1

I'm stuck with a variation of sliding window problem!

Usually we set the number of element to slide but in my case I want to slide the time!

The goal that I would like to reach is a function (thread in this case) that is able to create a "time" windows in seconds (given by user).

Starting from the first element of the queue in this case:

[datetime.time(7, 6, 14, 537370), 584 add 5 seconds -> 7:6:19.537370 (ending point) and sum all elements in this interval:

 [datetime.time(7, 6, 14, 537370), 584]
 [datetime.time(7, 6, 18, 542798), 761]

Total: 584+761= 1345

Then create another "windows" with the second elements and goes on. IMPORTANT: One item can be part of several window. the item are generated meanwhile, a naif solution with function that sleep for n second and then flush the queue is not good for my problem.

I think its a variation of this post: Flexible sliding window (in Python)
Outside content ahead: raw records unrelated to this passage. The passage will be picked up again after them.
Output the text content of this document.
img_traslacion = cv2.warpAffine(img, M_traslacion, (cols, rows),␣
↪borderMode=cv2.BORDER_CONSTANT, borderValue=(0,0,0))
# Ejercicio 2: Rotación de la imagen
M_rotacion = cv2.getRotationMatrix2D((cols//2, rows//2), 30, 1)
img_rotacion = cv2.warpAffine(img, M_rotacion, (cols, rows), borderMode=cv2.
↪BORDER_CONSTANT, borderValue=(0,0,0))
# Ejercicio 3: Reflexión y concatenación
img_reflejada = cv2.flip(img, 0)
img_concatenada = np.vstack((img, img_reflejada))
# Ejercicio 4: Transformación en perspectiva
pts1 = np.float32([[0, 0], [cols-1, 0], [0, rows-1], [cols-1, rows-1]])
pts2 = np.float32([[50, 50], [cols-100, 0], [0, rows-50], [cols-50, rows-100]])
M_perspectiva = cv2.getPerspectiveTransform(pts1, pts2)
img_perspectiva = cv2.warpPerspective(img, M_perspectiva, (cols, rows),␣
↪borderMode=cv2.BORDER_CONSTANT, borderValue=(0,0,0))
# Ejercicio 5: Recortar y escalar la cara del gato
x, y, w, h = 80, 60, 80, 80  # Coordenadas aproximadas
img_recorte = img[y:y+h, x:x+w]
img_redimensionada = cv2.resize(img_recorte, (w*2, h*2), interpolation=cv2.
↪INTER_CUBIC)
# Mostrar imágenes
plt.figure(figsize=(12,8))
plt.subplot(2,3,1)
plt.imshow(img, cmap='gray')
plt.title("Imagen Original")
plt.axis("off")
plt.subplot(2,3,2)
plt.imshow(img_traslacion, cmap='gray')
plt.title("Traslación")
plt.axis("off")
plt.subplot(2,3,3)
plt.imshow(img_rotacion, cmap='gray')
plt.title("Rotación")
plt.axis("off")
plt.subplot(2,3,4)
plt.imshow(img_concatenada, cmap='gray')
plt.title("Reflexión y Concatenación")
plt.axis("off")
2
But still can't solve the problem! Any help or suggests will be appreciated. Thanks!

Example list of elements:

 [datetime.time(7, 6, 14, 537370), 584]
 [datetime.time(7, 6, 18, 542798), 761]
 [datetime.time(7, 6, 20, 546007), 848]
 [datetime.time(7, 6, 24, 550969), 20]
 [datetime.time(7, 6, 27, 554370), 478]
 [datetime.time(7, 6, 27, 554628), 12]
 [datetime.time(7, 6, 31, 558919), 29]
 [datetime.time(7, 6, 31, 559562), 227]
 [datetime.time(7, 6, 32, 560863), 379]
 [datetime.time(7, 6, 35, 564863), 132]
 [datetime.time(7, 6, 37, 567276), 651]
 [datetime.time(7, 6, 38, 568652), 68]
 [datetime.time(7, 6, 40, 569861), 100]
 [datetime.time(7, 6, 41, 571459), 722]
 [datetime.time(7, 6, 44, 574802), 560]

...

Code:

 import random
 import time
 import threading
 import datetime
 from multiprocessing import Queue

 q = Queue()

 #this is a producer that put elements in queue

 def t1():
     element = [0,0]
     while True:
         time.sleep(random.randint(0, 5))
         element[0] = datetime.datetime.now().time()
         element[1] = random.randint(0, 1000)
         q.put(element)


 #this is a consumer that sum elements inside a window of n seconds
 #Ineed something a sliding window time of ten seconds that sum all elements for n seconds

 def t2():
     windowsize = 5 #size of the window 5 seconds
     while not queue.empty():
         e = q.get()
         start = e[0] #the first element is the beginning point
         end = start + datetime.timedelta(seconds=windowsize) #ending point
         sum += e[1]
         #some code that solve the problem :)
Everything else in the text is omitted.